In general, momentum refers to the force or speed of movement; it is usually defined as a rate. In the world of investments, momentum refers to the rate of change on price movements for a particular asset – that is, the speed at which the price is changing.
Once a momentum trader sees acceleration in a stock's price, earnings or revenues, the trader will often take a long or short position in the stock in the hope that its momentum will continue in either an upward or downward direction. This strategy relies on short-term movements in a stock's price rather than fundamental value.
If a trader wants to use a momentum-based strategy, he takes a long position in a stock or asset that has been trending up. If the stock is trending down, he takes a short position. Instead of the traditional philosophy of trading – buy low, sell high – momentum investing seeks to sell low and buy lower, or buy high and sell higher. Instead of identifying the continuation or reversal pattern, momentum investors focus on the trend created by the most recent price break.
Think of it like the momentum of a train. When a train starts, it is accelerating, but it is moving slowly. In the middle of the trip, it stops accelerating, but it is traveling at a higher velocity. At the end of the trip, the train is decelerating as it begins to move slower. For the momentum investor, the best part of the train ride is in the middle, when the train is moving at its highest velocity.
Momentum investors like to chase performance. They attempt to achieve alpha returns by investing in stocks that are trending in one way or another. Stocks trending up are referred to as hot stocks. Some are hotter than others as measured by growth over a period of time. A stock that is trending down is cold.

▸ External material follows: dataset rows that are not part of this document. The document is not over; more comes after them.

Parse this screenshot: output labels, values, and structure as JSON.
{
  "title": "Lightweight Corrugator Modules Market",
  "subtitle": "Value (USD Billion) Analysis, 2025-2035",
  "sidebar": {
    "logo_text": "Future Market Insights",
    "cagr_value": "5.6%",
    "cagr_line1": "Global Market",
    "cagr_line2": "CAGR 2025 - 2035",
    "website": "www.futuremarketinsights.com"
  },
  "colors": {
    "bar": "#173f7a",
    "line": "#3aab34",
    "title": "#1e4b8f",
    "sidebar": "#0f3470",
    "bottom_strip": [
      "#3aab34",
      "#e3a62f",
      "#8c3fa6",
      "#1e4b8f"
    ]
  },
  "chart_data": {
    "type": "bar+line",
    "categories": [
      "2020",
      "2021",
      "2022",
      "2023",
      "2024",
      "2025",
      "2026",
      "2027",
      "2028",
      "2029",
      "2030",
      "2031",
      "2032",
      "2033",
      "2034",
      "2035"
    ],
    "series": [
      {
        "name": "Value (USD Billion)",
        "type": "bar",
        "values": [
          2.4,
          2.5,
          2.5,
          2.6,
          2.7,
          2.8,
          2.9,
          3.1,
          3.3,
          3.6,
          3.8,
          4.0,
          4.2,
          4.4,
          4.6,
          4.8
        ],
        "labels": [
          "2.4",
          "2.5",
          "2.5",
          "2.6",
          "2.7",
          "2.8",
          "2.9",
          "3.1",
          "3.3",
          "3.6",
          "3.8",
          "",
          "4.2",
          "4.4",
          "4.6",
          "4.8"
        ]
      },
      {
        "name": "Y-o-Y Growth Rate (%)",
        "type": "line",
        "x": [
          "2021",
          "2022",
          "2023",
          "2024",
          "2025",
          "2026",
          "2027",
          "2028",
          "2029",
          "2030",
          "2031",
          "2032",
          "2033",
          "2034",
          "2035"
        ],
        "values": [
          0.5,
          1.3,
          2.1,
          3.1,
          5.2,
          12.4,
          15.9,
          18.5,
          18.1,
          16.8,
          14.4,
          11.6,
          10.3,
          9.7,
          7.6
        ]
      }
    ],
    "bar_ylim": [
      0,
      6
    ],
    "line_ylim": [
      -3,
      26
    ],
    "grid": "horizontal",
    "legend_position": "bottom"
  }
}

Some tools for momentum investors help to define the trend, such as the trend line. A trend line is a line drawn from the high price to the low price, or vice versa, over a given time period. If the line is up, the trend is up and the momentum investor buys the stock. If the trend line is down, the trend is down and the momentum investor sells the stock. In this way, momentum investing is purely a technical indicator. Though the "momentum" can refer to fundamental measures of performance, such as revenue and earnings, it is most commonly used in reference to historical asset prices as a technical indicator.